Bitcoin Cash (BCH), a hard fork off of the original Bitcoin cryptocurrency, is set to hard fork again November 15 – and that’s leading to a lot of inside baseball discussion on how forking works, and how consensus operates. It’s also leading investors to think about the difference between investing in ‘Bitcoin regular’ or some version or derivative coin.
Last year, Bitcoin Cash forked off of Bitcoin in order to increase block size to 8 MB and facilitate two million transactions per day. The new hard fork is said to be geared toward allowing a much bigger block size, which triggers all sorts of speculations on why you should or shouldn’t make block sizes larger.
Some of the big arguments against increasing block size are based around centralization of an inherently decentralized cryptocurrency system.

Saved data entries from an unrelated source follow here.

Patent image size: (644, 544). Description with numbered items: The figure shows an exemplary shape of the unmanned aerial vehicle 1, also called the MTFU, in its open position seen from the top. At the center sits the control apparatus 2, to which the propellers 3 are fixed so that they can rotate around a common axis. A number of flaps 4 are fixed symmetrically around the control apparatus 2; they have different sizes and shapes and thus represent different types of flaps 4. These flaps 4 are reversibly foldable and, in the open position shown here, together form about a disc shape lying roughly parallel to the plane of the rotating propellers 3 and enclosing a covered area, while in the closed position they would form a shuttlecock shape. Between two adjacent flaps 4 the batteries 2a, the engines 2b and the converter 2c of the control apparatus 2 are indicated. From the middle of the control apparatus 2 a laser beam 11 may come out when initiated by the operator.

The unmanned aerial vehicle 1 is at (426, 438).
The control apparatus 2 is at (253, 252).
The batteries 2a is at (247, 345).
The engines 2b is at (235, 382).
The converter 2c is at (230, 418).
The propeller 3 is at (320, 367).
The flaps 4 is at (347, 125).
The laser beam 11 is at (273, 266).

Those who understand the centralization of Bitcoin in China, for example, argue that creating larger maximum block sizes means mining will continue to centralize in China at the expense of more independent and peripheral mining operations.

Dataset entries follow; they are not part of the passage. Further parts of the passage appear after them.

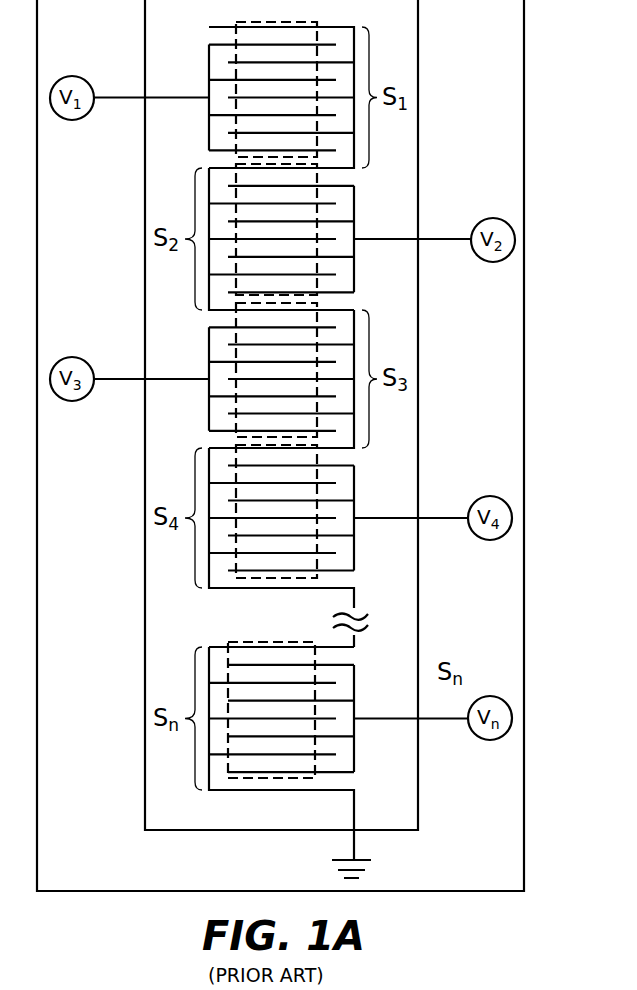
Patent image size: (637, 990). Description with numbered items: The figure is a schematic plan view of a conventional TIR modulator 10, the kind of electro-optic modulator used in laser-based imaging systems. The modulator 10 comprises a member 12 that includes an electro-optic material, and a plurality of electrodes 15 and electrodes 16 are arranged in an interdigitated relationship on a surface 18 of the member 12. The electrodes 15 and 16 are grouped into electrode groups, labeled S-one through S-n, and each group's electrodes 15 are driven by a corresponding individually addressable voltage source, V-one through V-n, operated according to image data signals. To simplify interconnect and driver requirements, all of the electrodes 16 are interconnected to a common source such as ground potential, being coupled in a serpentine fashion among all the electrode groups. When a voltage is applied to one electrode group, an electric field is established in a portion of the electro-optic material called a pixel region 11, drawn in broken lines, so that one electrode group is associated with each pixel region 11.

The TIR modulator 10 is at (440, 788).
The pixel region 11 is at (236, 88).
The member 12 is at (168, 803).
The electrodes 15 is at (228, 62).
The electrodes 16 is at (337, 58).
The surface 18 is at (264, 821).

Then there’s the rank-and-file commentariat looking at preferences between BTC and BCH.
For that, we can take a look over on Reddit where regular Bitcoin users trash Bitcoin Cash as a garbage coin and talk about how it’s not worth Satoshi’s legacy (or various bodily excretions.) If you can get past the stuff about the guy complementing his wife’s anatomy and some of the other goofy comments, you can see that one of the Bitcoin loyalist’s arguments is criticism of Bitcoin Cash being aggressive and promoting itself everywhere – with the implication that it’s really not what it’s hyped up to be.

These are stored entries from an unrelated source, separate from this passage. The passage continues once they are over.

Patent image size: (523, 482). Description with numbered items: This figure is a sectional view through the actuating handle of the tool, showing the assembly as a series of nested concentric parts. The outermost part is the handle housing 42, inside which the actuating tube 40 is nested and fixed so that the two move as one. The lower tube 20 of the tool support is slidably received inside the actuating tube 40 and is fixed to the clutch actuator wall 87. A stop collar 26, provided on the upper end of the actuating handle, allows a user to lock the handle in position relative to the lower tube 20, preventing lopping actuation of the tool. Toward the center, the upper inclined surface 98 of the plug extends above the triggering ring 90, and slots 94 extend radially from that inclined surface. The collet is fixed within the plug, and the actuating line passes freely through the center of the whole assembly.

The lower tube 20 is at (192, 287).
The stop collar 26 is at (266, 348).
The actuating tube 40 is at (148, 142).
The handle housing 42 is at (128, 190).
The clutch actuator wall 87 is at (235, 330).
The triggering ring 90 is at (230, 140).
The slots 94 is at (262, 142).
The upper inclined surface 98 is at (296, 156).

There’s also a third reason to consider why BCH might not be such a great idea.
Essentially, most people have heard of Bitcoin (BTC) and very few people in contrast have heard about BCH. That’s not to say that altcoins can’t triumph in today’s markets – but it’s hard to generate large-scale buying for something so obscure as one of the various hard forks off of the much larger Bitcoin.
BTC has become shorthand for cryptocurrency for most of us. We know, for example, that Bitcoin’s value tracks around $6,500 right now, but most of us don’t know what the altcoins are worth unless we look into it.
To put it another way, we’re not talking about the SEC approving ETFs for Bitcoin Cash – and that’s the difference: the ETFs are going to greatly increase the diversity of the investor pool, and decrease limitations and eliminate all kinds of barriers.
You see that kind of opportunity with Bitcoin, but you don’t see it with BCH, so unless you have a rather sophisticated play on Bitcoin Cash, it’s probably better to wade in with BTC. For more, though, you can look at characters like Roger Ver and all of the investors weighing in on one side or the other, and figure out what the sentiment of the community is, and that can be valuable, too.